Недели через две в часть пришло письмо от одного из отправленных, он писал уже из Кушки. Больше писем не было.

 

 

ПОЛИГОН

 

В эту землю зерно не бросают,

Сроду пашней она не была.

Только танки сюда приползают,

Ободрав глинозем догола.

 

Да «зилок» полигонной команды

Раз в неделю привозит солдат —

Заменить арсенал деревянный,

По которому пушки палят.

 

Молча спрыгнут на землю ребята,

Перекурят в машинной тени,

Глядя в поле чуть-чуть виновато,

Словно в чем-то повинны они.

 

Пораженные цели заменят,

И «зилок» зачихает вдали.

И останутся только мишени

На холмах каменистой земли.

 

Птица крикнет, как будто от боли,

И вздохнет, засыпая, страна…

Тишина на тактическом поле,

До рассвета стоит тишина.

 

Войсковые стрельбища, танковые директрисы, тактические поля, — сколько их на наших евразийских просторах! Тот, кому случается смотреть на эти пространства не в пылу военных учений, а в дни затишья, испытывает подчас странное желание: вот распахать бы да засеять всю эту землю… Это подают голос крестьянские гены, которые есть в каждом из нас.
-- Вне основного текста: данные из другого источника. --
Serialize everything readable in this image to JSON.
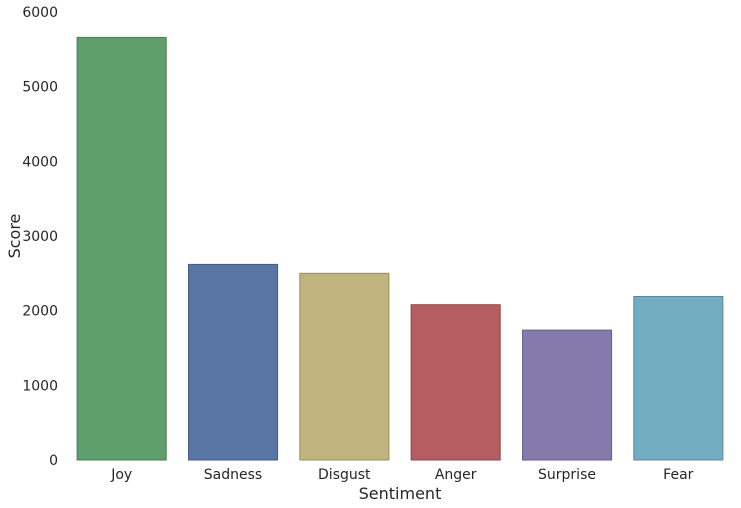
{
  "chart_data": {
    "type": "bar",
    "categories": [
      "Joy",
      "Sadness",
      "Disgust",
      "Anger",
      "Surprise",
      "Fear"
    ],
    "values": [
      5660,
      2620,
      2500,
      2080,
      1740,
      2190
    ],
    "colors": [
      "#5e9f6c",
      "#5975a4",
      "#c0b37d",
      "#b55d60",
      "#857aaa",
      "#72adc1"
    ],
    "edge_colors": [
      "#4a7d55",
      "#465c81",
      "#978d62",
      "#8e494b",
      "#686085",
      "#5a8898"
    ],
    "xlabel": "Sentiment",
    "ylabel": "Score",
    "ylim": [
      0,
      6000
    ],
    "yticks": [
      0,
      1000,
      2000,
      3000,
      4000,
      5000,
      6000
    ],
    "grid": false,
    "legend": "none"
  }
}
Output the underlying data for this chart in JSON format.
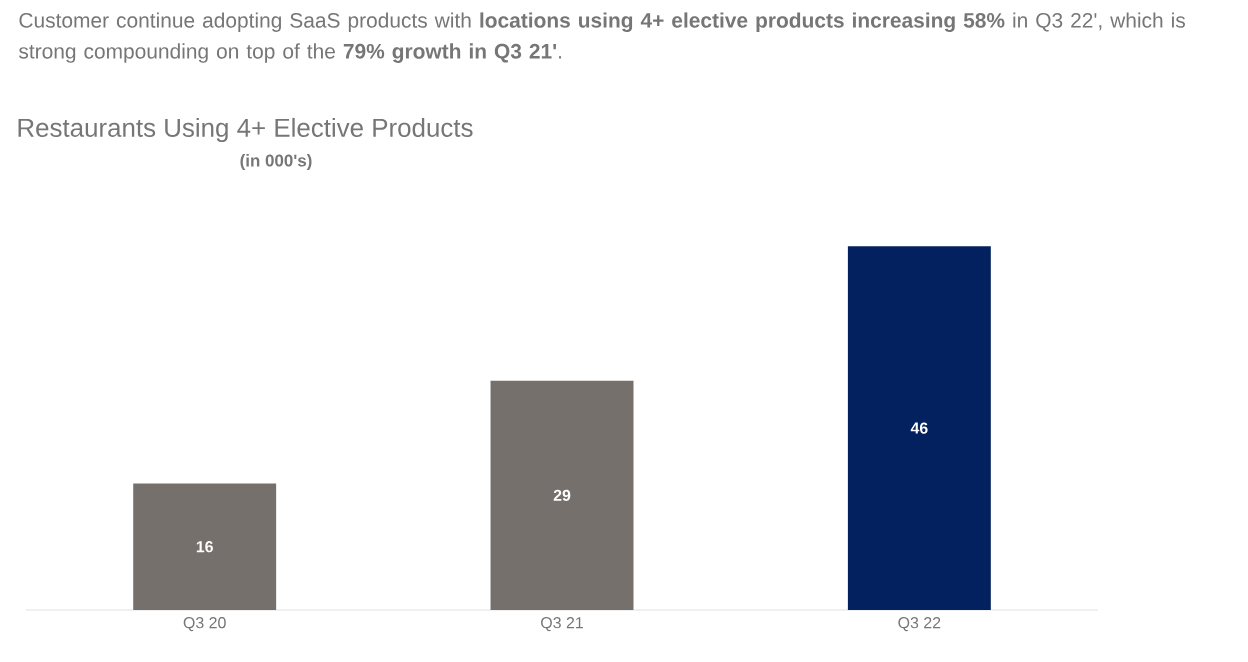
{
  "chart_data": {
    "type": "bar",
    "title": "Restaurants Using 4+ Elective Products",
    "subtitle": "(in 000's)",
    "annotations": [
      "Customer continue adopting SaaS products with **locations using 4+ elective products increasing 58%** in Q3 22', which is strong compounding on top of the **79% growth in Q3 21'**."
    ],
    "categories": [
      "Q3 20",
      "Q3 21",
      "Q3 22"
    ],
    "values": [
      16,
      29,
      46
    ],
    "colors": [
      "#76706d",
      "#76706d",
      "#03215e"
    ],
    "data_labels": true
  }
}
Помню, как я наткнулся однажды в заполярных сопках на небольшой холм, бывший некогда ориентиром для учебных стрельб: из земли кучно, буквально в метре друг от друга, торчали хвосты ПТУРСов. Там их была добрая сотня — и если бы не кустарник, холм был бы похож на огромного ощетинившегося ежа. Зная, что стоимость каждого выстрела равна стоимости автомобиля «Жигули», я только головой покачал…

Боже, сколько же еще веков нам предстоит воевать?

 

 

ПЛАТЬЕ

 

Я одену тебя в поцелуи!

Ни колючие иглы ветров,

Ни дождей леденящие струи

Не пробьют невесомый покров.

Не коснутся горячего тела

Наглый взгляд и чужая рука —

В этом платье свободно и смело

Ты со мною пойдешь сквозь века!

 

Она рассталась со мной, встретила другого. И сама стала другой… А та, которую я одел в поцелуи, жива до сих пор — и ни один мужчина не в состоянии коснуться ее. Невесомый покров, сотворенный моей любовью, отталкивает чужую руку.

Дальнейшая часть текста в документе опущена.